You’re asking Claude to disagree: point out where my rules contradict each other, and where I've said 'concise' but every example I handed over runs long.
PROMPT: "Here's my voice profile. Describe how I write using only these rules. Then argue with me: where are the rules too vague to follow, and what would you still be guessing at?"
A voice brief that never changes won’t work
The first version of your profile is wrong. Not badly wrong, just incomplete, because you can't see all of your own habits in one sitting. So treat every draft that comes back sounding slightly off as data. When the model does something you'd never do, that's a missing rule, and the fix is to add the rule and leave the output alone. My profile has grown a line every time the writing drifted somewhere I didn't like. If yours hasn't changed since you wrote it, that's a sign you've stopped feeding it, not that it's finished. Hashtag continuous improvement.
The whole thing on one page
A voice profile is six fields. Guess what? You’ve already done the first two! The rest are quicker.
| Field | What it captures | Example |
|---|---|---|
| Who you are | context and who you're writing for | Solo operator writing for other time-poor creators |
| How you sound | the tone, in a line or two | Dry, direct, a senior operator talking to a peer |
| Tells worth keeping | the moves that are yours | Open with an admission, comma-connected runs, the odd parenthetical aside |
| Banned words | what you cut on sight | 'comprehensive', 'seamless', 'leverage', 'robust' |
| Before and after | one rewrite that shows the shift | 'leverage your tools' becomes 'use what you've got' |
| Standing rule | the one instruction that governs the rest | If a sentence could sit in anyone's post, cut it |
ACTIVITY: Fill in the six fields for one context: your brand, a client, your newsletter. Keep it to a page. That page is what you paste in front of every prompt, and it does more for the output than any amount of prompt-wrangling after the fact.

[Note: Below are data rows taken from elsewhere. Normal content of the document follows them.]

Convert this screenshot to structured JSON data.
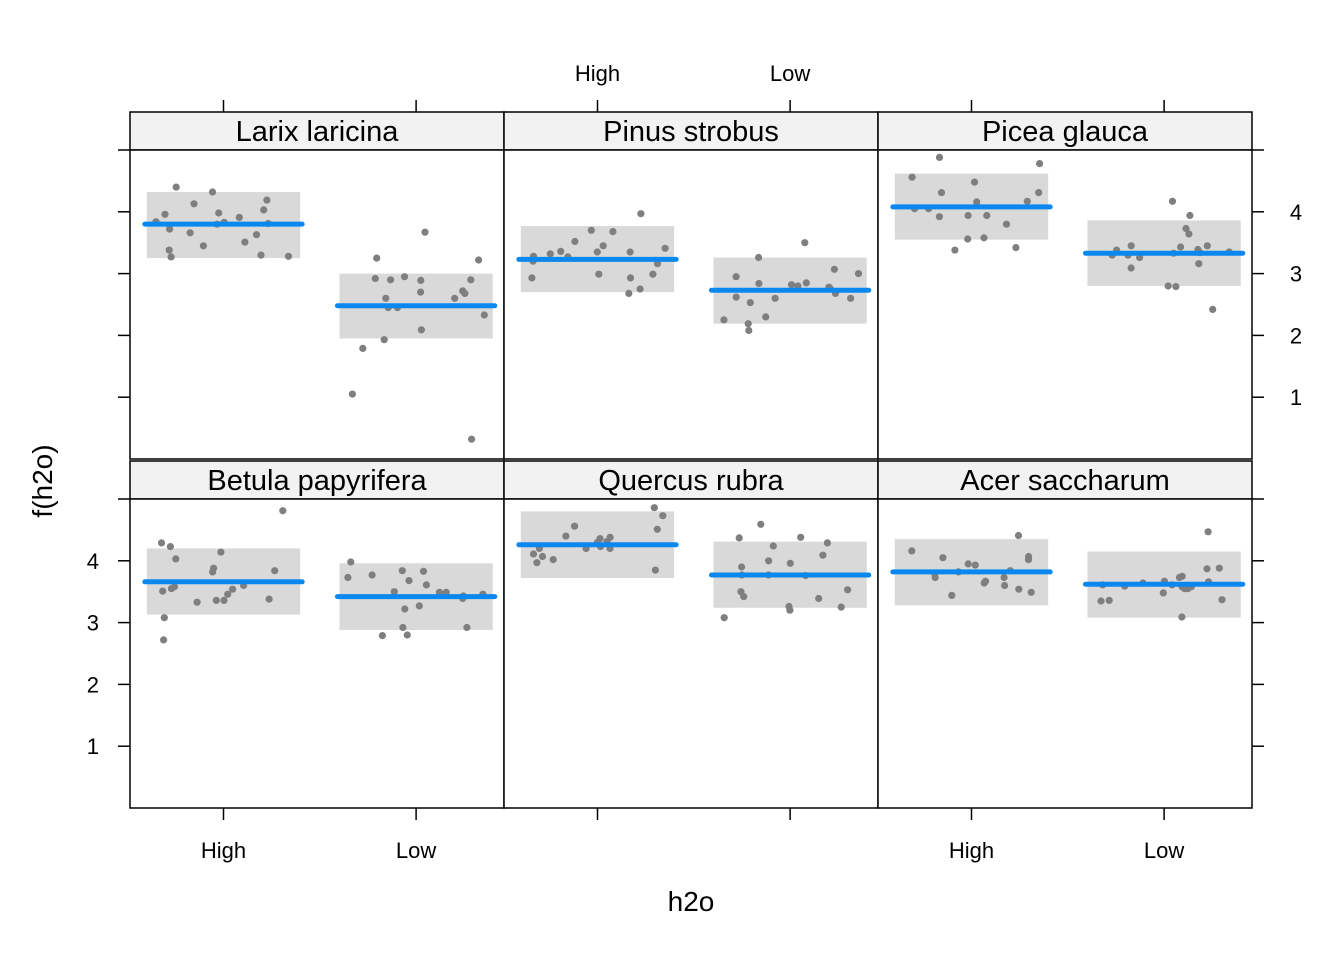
{
  "chart_data": {
    "type": "scatter",
    "layout": "lattice panels, 3 columns x 2 rows",
    "xlabel": "h2o",
    "ylabel": "f(h2o)",
    "x_categories": [
      "High",
      "Low"
    ],
    "ylim": [
      0,
      5
    ],
    "y_ticks": [
      1,
      2,
      3,
      4
    ],
    "y_tick_labels": [
      "1",
      "2",
      "3",
      "4"
    ],
    "grid": false,
    "colors": {
      "fit_line": "#0a88f0",
      "confidence_band": "#d9d9d9",
      "points": "#7f7f7f",
      "strip_background": "#f2f2f2"
    },
    "panels": [
      {
        "name": "Larix laricina",
        "groups": [
          {
            "level": "High",
            "fit": 3.8,
            "lower": 3.25,
            "upper": 4.32,
            "points": [
              3.63,
              3.96,
              4.32,
              3.81,
              4.4,
              4.19,
              3.72,
              3.28,
              4.13,
              3.3,
              3.84,
              3.66,
              3.51,
              3.83,
              3.38,
              3.45,
              3.91,
              3.8,
              3.98,
              3.27,
              4.03
            ]
          },
          {
            "level": "Low",
            "fit": 2.48,
            "lower": 1.95,
            "upper": 3.0,
            "points": [
              3.67,
              2.45,
              2.45,
              2.09,
              1.79,
              1.05,
              0.32,
              2.92,
              2.95,
              2.33,
              3.25,
              2.7,
              3.22,
              2.9,
              1.93,
              2.89,
              2.72,
              2.9,
              2.68,
              2.6,
              2.6
            ]
          }
        ]
      },
      {
        "name": "Pinus strobus",
        "groups": [
          {
            "level": "High",
            "fit": 3.23,
            "lower": 2.7,
            "upper": 3.77,
            "points": [
              3.7,
              3.52,
              2.99,
              3.28,
              2.75,
              2.93,
              3.45,
              3.36,
              2.99,
              3.97,
              2.68,
              3.41,
              3.35,
              3.35,
              3.32,
              3.68,
              3.16,
              3.27,
              2.93,
              3.2
            ]
          },
          {
            "level": "Low",
            "fit": 2.73,
            "lower": 2.19,
            "upper": 3.26,
            "points": [
              2.84,
              2.6,
              2.85,
              2.95,
              2.08,
              3.07,
              2.76,
              2.25,
              2.62,
              3.26,
              2.68,
              2.53,
              2.6,
              3.5,
              2.82,
              2.3,
              3.0,
              2.8,
              2.19,
              2.78
            ]
          }
        ]
      },
      {
        "name": "Picea glauca",
        "groups": [
          {
            "level": "High",
            "fit": 4.08,
            "lower": 3.55,
            "upper": 4.62,
            "points": [
              3.42,
              4.16,
              4.17,
              4.88,
              4.05,
              4.05,
              3.38,
              4.56,
              3.58,
              3.92,
              4.31,
              4.31,
              3.56,
              3.94,
              3.8,
              4.48,
              4.78,
              3.94
            ]
          },
          {
            "level": "Low",
            "fit": 3.33,
            "lower": 2.8,
            "upper": 3.86,
            "points": [
              3.16,
              3.33,
              3.94,
              3.35,
              3.64,
              3.09,
              3.39,
              2.79,
              3.26,
              3.34,
              2.8,
              3.45,
              3.3,
              4.17,
              3.43,
              3.73,
              3.45,
              3.38,
              2.42,
              3.3
            ]
          }
        ]
      },
      {
        "name": "Betula papyrifera",
        "groups": [
          {
            "level": "High",
            "fit": 3.66,
            "lower": 3.13,
            "upper": 4.2,
            "points": [
              3.36,
              3.54,
              3.55,
              3.88,
              4.81,
              3.58,
              3.51,
              3.84,
              3.46,
              3.36,
              3.6,
              4.29,
              4.23,
              4.03,
              2.72,
              4.14,
              3.38,
              3.08,
              3.33,
              3.82
            ]
          },
          {
            "level": "Low",
            "fit": 3.42,
            "lower": 2.88,
            "upper": 3.96,
            "points": [
              3.27,
              3.61,
              3.43,
              3.73,
              3.46,
              3.49,
              3.39,
              3.83,
              3.84,
              3.49,
              3.46,
              2.92,
              2.8,
              3.22,
              3.98,
              3.5,
              3.77,
              3.68,
              2.92,
              2.79
            ]
          }
        ]
      },
      {
        "name": "Quercus rubra",
        "groups": [
          {
            "level": "High",
            "fit": 4.26,
            "lower": 3.72,
            "upper": 4.8,
            "points": [
              4.23,
              4.31,
              3.97,
              4.3,
              4.73,
              4.2,
              4.51,
              4.2,
              4.56,
              4.11,
              4.38,
              4.02,
              4.07,
              4.4,
              4.36,
              4.86,
              4.2,
              3.85
            ]
          },
          {
            "level": "Low",
            "fit": 3.77,
            "lower": 3.24,
            "upper": 4.31,
            "points": [
              3.08,
              4.24,
              4.59,
              4.38,
              3.25,
              4.09,
              3.9,
              3.76,
              4.29,
              3.77,
              3.96,
              3.5,
              3.42,
              3.26,
              3.77,
              4.0,
              3.53,
              3.39,
              3.2,
              4.37
            ]
          }
        ]
      },
      {
        "name": "Acer saccharum",
        "groups": [
          {
            "level": "High",
            "fit": 3.82,
            "lower": 3.28,
            "upper": 4.35,
            "points": [
              3.64,
              4.07,
              3.6,
              3.73,
              3.93,
              3.54,
              4.02,
              3.79,
              4.05,
              4.41,
              3.44,
              3.84,
              4.16,
              3.49,
              3.67,
              3.73,
              3.95,
              3.82
            ]
          },
          {
            "level": "Low",
            "fit": 3.62,
            "lower": 3.08,
            "upper": 4.15,
            "points": [
              3.73,
              3.87,
              3.75,
              3.58,
              3.37,
              3.58,
              3.36,
              3.48,
              3.66,
              3.55,
              4.47,
              3.61,
              3.59,
              3.35,
              3.09,
              3.64,
              3.61,
              3.67,
              3.88,
              3.55
            ]
          }
        ]
      }
    ]
  }
}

Before and after: Write me a two-line intro for a post about tidying up my task list
With voice profile
My task list had 41 things on it and I'd done none of them. Turns out a list that long isn't a plan, it's a place to hide.
No voice profile
In today's fast-paced world, staying on top of your tasks is more important than ever. Let's dive into some simple, effective strategies to help you streamline your workflow and boost your productivity.
If you'd rather not build the scaffold from scratch, I put the six fields into a Notion template, 'Teach AI your voice'. It’s free! You answer six questions and a formula stitches them into a profile you can paste into Claude, Notion AI, or wherever you write. You don't need Notion AI to run it.

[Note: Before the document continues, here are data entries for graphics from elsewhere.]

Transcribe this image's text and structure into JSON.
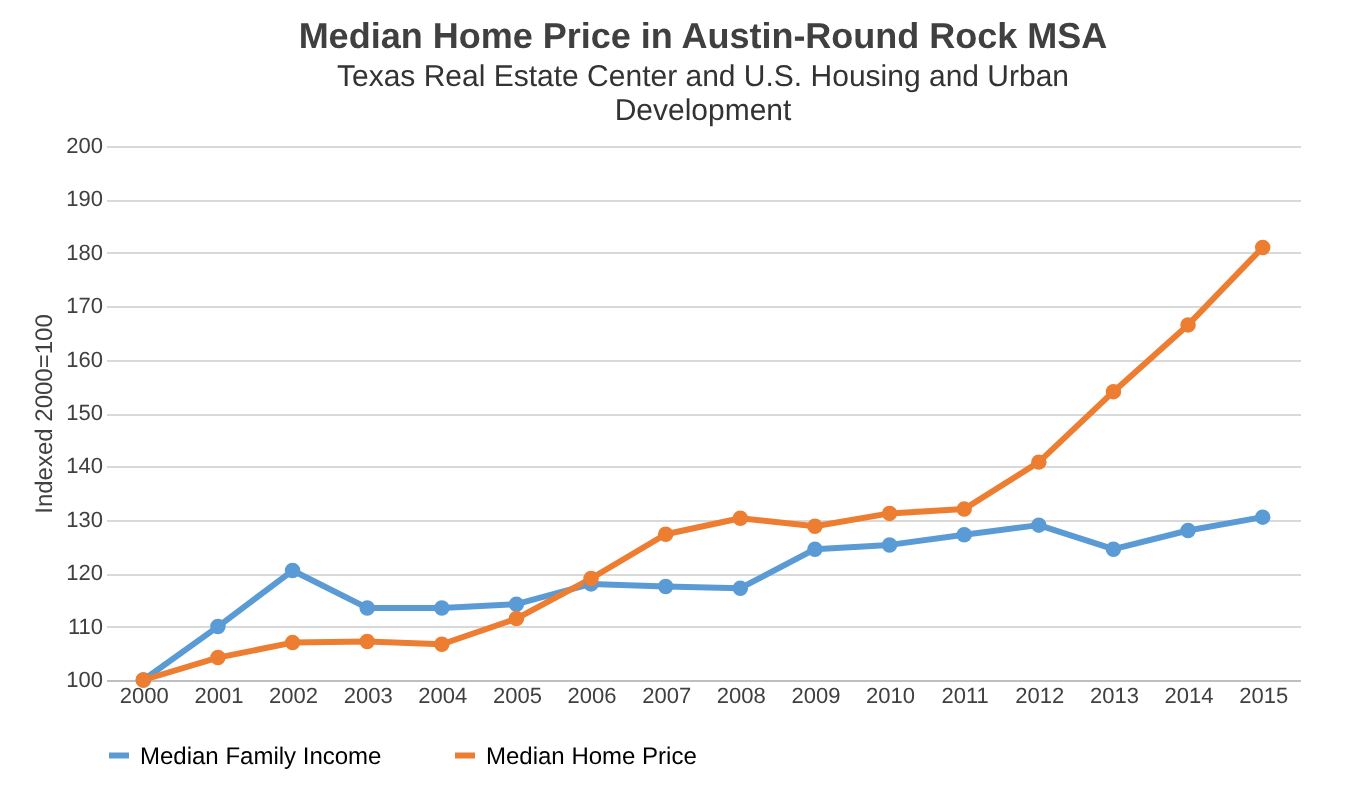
{
  "chart_data": {
    "type": "line",
    "title": "Median Home Price in Austin-Round Rock MSA",
    "subtitle": "Texas Real Estate Center and U.S. Housing and Urban Development",
    "ylabel": "Indexed 2000=100",
    "categories": [
      "2000",
      "2001",
      "2002",
      "2003",
      "2004",
      "2005",
      "2006",
      "2007",
      "2008",
      "2009",
      "2010",
      "2011",
      "2012",
      "2013",
      "2014",
      "2015"
    ],
    "series": [
      {
        "name": "Median Family Income",
        "color": "#5b9bd5",
        "values": [
          100,
          110,
          120.5,
          113.5,
          113.5,
          114.2,
          118,
          117.5,
          117.2,
          124.5,
          125.3,
          127.2,
          129,
          124.5,
          128,
          130.5
        ]
      },
      {
        "name": "Median Home Price",
        "color": "#ed7d31",
        "values": [
          100,
          104.2,
          107,
          107.2,
          106.7,
          111.5,
          119,
          127.3,
          130.3,
          128.8,
          131.2,
          132,
          140.8,
          154,
          166.5,
          181
        ]
      }
    ],
    "ylim": [
      100,
      200
    ],
    "yticks": [
      100,
      110,
      120,
      130,
      140,
      150,
      160,
      170,
      180,
      190,
      200
    ],
    "grid": "y",
    "legend": "bottom",
    "marker": "circle",
    "line_style": "solid"
  }
}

Claude still offers me plenty of bad writing, but it’s getting better with every voice profile edit, and I understand my own writing style better than ever. Cool, huh?
FAQ
Do I need Notion AI to build a voice profile?
No. If you use the template, a formula does the assembly, so you just answer the six questions. If you're building it by hand, any AI tool will help you pull the patterns out of your drafts, but the profile itself is just text.
Why not just give the AI samples of my writing?
Samples show it what you write about and what you chose to keep. They can't show it what you deleted, and a lot of your voice lives in those deletions. A profile describes the deletions directly.
Will one profile work across Claude, Notion AI and other tools?
Yes. It's plain text, so it works anywhere you can paste a brief: a system prompt, custom instructions, or the top of a chat. You can also keep a separate profile per context, one for your brand, one for a client, one for your newsletter.
What if I've only got one or two pieces to pull from?
Start with what you have. Even one piece you're proud of will surface a few banned words and one or two habits. You extend the profile as you write more and notice the model getting things wrong.